The goal of the current project is to investigate the role of microRNA miR-29 in the development of hypertension and renal injury and understand the mechanisms involved. MicroRNAs are endogenous, regulatory RNAs that primarily reduce protein expression by binding to the 3'-untranslated region (UTR) of target mRNAs. Numerous studies have demonstrated that microRNAs are powerful regulators of gene expression and play crucial roles in a wide range of disease processes including several cardiovascular and renal diseases. However, the functional role of most microRNAs in the development of systemic hypertension and hypertensive tissue injury remains unknown. The Dahl salt-sensitive (SS) rat is a widely used animal model of human hypertension and related renal injury especially in African Americans. The consomic SS.13BN rat exhibits significantly attenuated hypertension and renal injury and has been used as a control for studying disease mechanisms in the SS rat. We have reported that microRNA miR-29b is down-regulated in the kidneys of SS rats on a high-salt diet compared to SS.13BN rats. miR-29 directly suppresses at least 16 genes related to extracellular matrix (ECM) and helps to prevent interstitial fibrosis in SS.13BN kidneys. Moreover, we found in ongoing human studies that miR-29b was dysregulated in the kidneys of patients with hypertensive renal injury. However, it remains unknown whether the insufficiency of renal miR-29 contributes to the development of hypertension and renal injury in the SS rat, whether renal miR-29 protects SS.13BN rats from developing hypertension, what mechanisms mediate any effect of miR-29 on hypertension, and how the expression of miR-29 is regulated in the kidneys of SS rats. We hypothesize that miR-29 insufficiencies, specifically in the kidney, contribute to the development of salt-induced hypertension and renal injury.

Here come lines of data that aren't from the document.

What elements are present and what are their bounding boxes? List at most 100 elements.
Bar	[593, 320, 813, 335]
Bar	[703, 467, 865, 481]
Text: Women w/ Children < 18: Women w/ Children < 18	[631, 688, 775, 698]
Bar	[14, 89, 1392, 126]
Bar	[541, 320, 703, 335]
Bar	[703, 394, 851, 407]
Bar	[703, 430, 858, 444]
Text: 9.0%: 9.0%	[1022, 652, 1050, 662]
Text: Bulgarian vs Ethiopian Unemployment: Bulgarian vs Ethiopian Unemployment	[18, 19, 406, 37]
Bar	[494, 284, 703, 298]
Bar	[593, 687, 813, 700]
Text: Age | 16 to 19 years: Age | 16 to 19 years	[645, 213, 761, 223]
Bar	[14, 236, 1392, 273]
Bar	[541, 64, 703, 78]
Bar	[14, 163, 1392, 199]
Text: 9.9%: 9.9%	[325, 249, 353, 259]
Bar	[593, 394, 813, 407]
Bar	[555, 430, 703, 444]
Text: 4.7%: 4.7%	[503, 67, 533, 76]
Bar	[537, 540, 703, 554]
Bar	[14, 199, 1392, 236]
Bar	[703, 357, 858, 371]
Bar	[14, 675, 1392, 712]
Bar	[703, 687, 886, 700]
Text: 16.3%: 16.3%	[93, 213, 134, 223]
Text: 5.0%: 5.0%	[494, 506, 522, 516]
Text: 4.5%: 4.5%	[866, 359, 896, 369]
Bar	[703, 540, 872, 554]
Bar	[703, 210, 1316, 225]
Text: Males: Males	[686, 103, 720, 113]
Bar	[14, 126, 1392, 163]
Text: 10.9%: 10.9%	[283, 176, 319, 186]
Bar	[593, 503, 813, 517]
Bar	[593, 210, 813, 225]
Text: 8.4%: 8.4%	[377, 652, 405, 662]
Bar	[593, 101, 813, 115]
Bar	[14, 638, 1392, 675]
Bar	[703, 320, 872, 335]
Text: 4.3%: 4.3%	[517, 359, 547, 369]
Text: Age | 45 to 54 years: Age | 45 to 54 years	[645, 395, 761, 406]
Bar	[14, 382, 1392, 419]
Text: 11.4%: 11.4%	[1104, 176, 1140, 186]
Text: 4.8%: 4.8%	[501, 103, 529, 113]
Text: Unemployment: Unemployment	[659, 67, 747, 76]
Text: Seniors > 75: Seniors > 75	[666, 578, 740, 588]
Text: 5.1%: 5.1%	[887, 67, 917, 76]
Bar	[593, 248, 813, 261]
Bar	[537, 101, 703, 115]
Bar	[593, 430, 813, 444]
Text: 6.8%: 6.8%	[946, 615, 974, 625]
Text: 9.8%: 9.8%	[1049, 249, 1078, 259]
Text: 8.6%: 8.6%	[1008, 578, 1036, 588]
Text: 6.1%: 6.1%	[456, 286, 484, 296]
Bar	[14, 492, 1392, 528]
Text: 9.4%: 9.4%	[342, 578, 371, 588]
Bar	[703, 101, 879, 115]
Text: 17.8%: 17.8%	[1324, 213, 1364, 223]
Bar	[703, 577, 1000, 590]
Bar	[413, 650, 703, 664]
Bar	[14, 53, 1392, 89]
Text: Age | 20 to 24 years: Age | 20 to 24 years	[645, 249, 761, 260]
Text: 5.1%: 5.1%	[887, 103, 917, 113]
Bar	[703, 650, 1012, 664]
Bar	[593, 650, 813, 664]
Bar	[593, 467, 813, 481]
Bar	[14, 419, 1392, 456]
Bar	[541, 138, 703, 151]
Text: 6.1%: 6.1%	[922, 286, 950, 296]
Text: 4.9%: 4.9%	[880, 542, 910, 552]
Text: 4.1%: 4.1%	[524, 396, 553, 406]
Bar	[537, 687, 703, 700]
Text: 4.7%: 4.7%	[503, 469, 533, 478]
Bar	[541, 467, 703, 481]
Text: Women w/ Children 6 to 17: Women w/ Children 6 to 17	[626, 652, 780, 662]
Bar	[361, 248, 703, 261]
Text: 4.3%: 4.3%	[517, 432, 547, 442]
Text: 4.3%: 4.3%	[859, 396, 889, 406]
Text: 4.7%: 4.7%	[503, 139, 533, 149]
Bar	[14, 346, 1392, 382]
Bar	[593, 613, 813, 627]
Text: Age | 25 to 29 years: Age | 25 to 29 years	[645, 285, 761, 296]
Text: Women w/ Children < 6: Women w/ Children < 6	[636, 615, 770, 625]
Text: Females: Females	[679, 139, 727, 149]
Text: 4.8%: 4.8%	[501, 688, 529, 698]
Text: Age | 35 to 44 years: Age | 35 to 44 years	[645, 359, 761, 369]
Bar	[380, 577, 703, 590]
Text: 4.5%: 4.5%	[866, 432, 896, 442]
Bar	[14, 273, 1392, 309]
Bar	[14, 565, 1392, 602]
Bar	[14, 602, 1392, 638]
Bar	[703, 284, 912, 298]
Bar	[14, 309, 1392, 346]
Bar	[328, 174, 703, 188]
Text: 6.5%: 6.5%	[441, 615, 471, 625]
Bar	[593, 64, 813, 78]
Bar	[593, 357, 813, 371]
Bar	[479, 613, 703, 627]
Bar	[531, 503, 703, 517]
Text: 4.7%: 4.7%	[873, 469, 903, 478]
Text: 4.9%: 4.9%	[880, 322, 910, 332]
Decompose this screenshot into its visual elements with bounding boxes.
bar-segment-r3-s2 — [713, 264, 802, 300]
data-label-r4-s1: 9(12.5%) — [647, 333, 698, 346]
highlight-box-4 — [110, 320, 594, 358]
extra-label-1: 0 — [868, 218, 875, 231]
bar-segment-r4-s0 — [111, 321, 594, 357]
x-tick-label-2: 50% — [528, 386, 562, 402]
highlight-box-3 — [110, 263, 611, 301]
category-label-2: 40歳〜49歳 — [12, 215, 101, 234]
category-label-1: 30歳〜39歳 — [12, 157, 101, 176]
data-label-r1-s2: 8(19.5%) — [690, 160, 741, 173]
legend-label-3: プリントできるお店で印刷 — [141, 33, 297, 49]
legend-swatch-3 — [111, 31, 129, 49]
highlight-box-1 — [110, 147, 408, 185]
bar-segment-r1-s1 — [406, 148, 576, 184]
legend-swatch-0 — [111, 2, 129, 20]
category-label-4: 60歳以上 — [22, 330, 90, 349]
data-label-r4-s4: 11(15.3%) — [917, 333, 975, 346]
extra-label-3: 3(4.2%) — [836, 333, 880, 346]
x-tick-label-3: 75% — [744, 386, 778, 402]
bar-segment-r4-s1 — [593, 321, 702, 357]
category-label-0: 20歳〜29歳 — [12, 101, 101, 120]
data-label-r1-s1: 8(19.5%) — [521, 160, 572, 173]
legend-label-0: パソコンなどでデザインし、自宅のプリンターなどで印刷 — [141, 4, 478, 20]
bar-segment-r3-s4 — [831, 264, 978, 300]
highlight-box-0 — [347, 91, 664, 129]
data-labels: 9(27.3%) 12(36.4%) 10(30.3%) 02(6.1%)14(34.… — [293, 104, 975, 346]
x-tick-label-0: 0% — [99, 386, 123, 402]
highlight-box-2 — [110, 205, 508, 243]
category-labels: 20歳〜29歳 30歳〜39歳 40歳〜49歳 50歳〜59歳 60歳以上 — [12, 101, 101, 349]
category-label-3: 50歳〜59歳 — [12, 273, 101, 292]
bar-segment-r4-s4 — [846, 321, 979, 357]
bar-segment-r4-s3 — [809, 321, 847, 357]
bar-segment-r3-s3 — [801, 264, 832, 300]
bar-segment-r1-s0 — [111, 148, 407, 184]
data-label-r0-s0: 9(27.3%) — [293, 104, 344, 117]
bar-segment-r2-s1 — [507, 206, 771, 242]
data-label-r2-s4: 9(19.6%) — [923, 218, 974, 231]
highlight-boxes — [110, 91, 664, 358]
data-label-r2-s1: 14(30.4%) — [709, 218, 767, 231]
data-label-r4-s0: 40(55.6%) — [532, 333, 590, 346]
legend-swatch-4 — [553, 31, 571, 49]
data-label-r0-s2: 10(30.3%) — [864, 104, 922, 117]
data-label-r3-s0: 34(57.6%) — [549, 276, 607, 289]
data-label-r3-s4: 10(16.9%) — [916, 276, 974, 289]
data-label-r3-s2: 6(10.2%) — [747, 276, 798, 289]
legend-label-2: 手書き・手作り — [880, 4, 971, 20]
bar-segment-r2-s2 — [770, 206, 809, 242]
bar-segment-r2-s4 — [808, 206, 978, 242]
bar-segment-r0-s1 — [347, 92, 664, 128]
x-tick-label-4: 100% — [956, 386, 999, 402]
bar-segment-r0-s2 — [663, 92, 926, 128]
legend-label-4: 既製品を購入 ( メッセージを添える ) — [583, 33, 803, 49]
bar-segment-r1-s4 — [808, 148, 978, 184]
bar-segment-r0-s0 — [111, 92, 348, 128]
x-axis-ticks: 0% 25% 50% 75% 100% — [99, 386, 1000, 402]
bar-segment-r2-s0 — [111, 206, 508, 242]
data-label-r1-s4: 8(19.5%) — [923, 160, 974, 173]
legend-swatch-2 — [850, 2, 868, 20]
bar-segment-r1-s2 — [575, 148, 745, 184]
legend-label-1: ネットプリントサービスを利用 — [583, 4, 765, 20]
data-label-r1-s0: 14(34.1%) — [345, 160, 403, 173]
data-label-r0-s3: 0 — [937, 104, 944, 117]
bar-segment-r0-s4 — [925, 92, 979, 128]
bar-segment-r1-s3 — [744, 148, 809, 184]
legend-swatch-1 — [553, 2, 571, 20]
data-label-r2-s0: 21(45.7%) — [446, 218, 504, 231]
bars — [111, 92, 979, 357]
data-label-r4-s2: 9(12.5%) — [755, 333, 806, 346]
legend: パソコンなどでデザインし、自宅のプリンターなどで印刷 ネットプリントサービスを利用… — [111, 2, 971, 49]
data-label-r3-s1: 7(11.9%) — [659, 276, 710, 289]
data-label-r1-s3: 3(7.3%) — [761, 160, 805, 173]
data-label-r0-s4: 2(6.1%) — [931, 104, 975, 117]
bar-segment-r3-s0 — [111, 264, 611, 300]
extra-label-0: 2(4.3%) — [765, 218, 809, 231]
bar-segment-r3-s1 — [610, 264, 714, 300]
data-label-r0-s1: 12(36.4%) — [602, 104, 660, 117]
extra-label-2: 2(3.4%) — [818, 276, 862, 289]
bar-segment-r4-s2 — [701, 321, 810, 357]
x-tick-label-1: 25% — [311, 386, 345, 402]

In Aim 1, we will examine the functional role of miR-29 in the development of salt-induced hypertension and renal injury in the SS rat using tissue-specific miR-29 transgenic rats that we just developed and local knockdown of miR-29.
In Aim 2, we will examine mechanisms underlying the regulation of miR-29 and its protective effect using several approaches including a molecular complex pull-out and deep sequencing method that we just developed. Exciting preliminary data support the feasibility of the proposed project.
Hypertension is a common abnormality that affects 29% of the adult population in the US. Hypertension is a major risk factor for a variety of severe diseases including end-stage renal disease. About 50% of hypertensive patients in the US do not have their blood pressure adequately controlled, and about 5 million patients are apparently resistant to current anti-hypertensive treatments. The proposed project could reveal novel molecular mechanisms of hypertension and drive forward the research on the role of non-protein- coding genes in hypertension.